On aimera sans doute la réhabilitation de Nietzsche qu’entreprend Camus qui dénonce les trahisons de ceux qui ont fait de Nietzsche « la violence aux yeux crevés ». Cependant, Camus y insiste, l’oblitération de l’idée de révolte se fait encore plus profonde à partir de Nietzsche. De son temps, Dieu est mort, mais l’homme n’a d’autre souci

« que de construire la prison de l’histoire et de la raison… le rebelle que Nietzsche agenouillait devant le cosmos sera dès lors agenouillé devant l’histoire ».

Il ne semble pas qu’avant l’essai de Camus on soit jamais parvenu à mettre aussi nettement en lumière le mouvement constant et contradictoire de la révolte, ici défini dans une saisissante formule :

« Tuer Dieu et bâtir une Église. »

Désormais, le révolté est perdu. La cause même de sa rébellion, sa soif de liberté et de justice s’est éteinte au profit d’un délire de possession : il veut dominer le monde, l’asservir coûte que coûte à ses fins. Le révolté « a oublié ses origines » et tué la révolte humaine.

DE l’examen de la révolte historique, du régicide au terrorisme d’État, Camus aboutira à des conclusions redoutables :

« Choisir l’histoire, et elle seule, c’est choisir le nihilisme contre les enseignements de la révolte elle-même. Ceux qui se ruent dans l’histoire au nom de l’irrationnel criant qu’elle n’a aucun sens, rencontrent la servitude et la terreur et débouchent dans l’univers concentrationnaire. Ceux qui s’y lancent en prêchant sa rationalité absolue rencontrent servitude et terreur, et débouchent dans l’univers concentrationnaire. »

Dans l’un et l’autre cas, une génération consent à vivre en entassant sous elle les cadavres, au nom d’un futur paradis, et la Révolution a le visage même que Lautréamont, ce poète de la révolte, voyait au Créateur, qui, hideusement et sans lassitude, se nourrit de chair humaine.

« La terreur, écrit fortement Camus, reste le plus court chemin de l’immortalité ».

On voit dans quelle aventure est entraîné ici, avec l’homme même, le philosophe. Camus a voulu demander des comptes au rebelle et au révolutionnaire, et il n’est finalement que l’assassin pour les lui donner. Cependant, il refuse le pessimisme au nom même des artifices que la pensée s’est employée à trouver pour fonder le crime en droit, et condamner l’homme à être bourreau ou victime (ou ne trouver sa réhabilitation qu’à devenir victime après avoir été bourreau). Camus est obligé d’accrocher son espoir à une permanence de la nature humaine. Il est clair que la révolte est détournée de ses fins par son mouvement même. Elle aboutit à une impasse, le meurtre. Or meurtre et révolte sont contradictoires ; née de la vie, la révolte n’a de sens que dans, par, et pour la vie. Il faut qu’elle soit ramenée à son mouvement originel, qui est de limitation, de relativité et de mesure. Liberté et justice ne doivent pas être séparées arbitrairement, car

« la liberté absolue raille la justice. La justice absolue nie la liberté. Pour être féconde, les deux notions doivent trouver l’une dans l’autre leur limite ».

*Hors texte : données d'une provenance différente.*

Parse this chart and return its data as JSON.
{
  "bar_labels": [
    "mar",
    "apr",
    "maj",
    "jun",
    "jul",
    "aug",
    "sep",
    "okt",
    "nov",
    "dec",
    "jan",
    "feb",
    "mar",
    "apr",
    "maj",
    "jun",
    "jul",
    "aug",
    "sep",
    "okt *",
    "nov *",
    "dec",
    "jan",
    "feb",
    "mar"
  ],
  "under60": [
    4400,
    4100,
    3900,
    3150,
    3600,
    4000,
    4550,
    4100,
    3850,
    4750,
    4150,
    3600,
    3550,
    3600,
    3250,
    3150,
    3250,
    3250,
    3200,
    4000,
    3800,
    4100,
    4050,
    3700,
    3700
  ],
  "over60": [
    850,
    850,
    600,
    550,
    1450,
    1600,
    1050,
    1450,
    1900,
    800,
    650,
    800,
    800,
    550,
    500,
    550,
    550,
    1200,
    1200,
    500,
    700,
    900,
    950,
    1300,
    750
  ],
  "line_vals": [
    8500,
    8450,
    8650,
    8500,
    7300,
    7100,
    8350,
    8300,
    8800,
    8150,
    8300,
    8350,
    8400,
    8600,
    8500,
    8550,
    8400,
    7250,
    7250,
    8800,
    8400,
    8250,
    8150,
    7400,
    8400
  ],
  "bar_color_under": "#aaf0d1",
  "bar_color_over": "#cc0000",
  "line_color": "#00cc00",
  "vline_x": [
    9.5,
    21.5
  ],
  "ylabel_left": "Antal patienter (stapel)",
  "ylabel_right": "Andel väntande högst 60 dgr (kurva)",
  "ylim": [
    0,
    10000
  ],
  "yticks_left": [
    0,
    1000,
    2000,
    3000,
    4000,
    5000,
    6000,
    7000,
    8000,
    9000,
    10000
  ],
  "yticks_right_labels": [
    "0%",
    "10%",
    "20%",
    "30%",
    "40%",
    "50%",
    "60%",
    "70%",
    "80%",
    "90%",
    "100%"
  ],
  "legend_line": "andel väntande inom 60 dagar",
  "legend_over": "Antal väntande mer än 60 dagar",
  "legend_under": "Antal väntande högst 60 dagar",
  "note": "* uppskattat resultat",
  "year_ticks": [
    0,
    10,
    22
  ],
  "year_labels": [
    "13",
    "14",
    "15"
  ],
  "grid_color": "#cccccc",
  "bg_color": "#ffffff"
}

Là serait la lumière de l’espoir, l’aube d’une future renaissance, Camus y affirme une foi dans l’homme que rien ne peut réduire. Il veut authentifier la révolte à nouveau, la retremper, la rééquilibrer par la liberté. Il s’écrie :

« Nous choisirons Ithaque, la terre fidèle, la pensée audacieuse et frugale, l’action lucide, la générosité de l’homme qui sait. »

Il y a bien dans ce dernier courage une contradiction : si l’homme a gauchi au cours des âges l’outil de sa libération au point d’en faire le pire instrument de sa servitude, en quoi la nature humaine demeurerait-elle équilibre et mesure ?… Il faut croire en sa perfectibilité, sa souplesse et sa lumière dans l’instant même où elle tourne vers nous un visage pétrifié de Méduse. Mais sans doute est-il superflu, sur ces derniers promontoires du désespoir, de méditer autre chose que la devise du Taciturne :

« Point n’est besoin d’espérer pour entreprendre, ni de réussir pour persévérer. »

C’est là le défi au défi, et sans doute l’ultime révolte.

Jane ALBERT-HESSE.


Albert Camus : L’Homme révolté, Gallimard.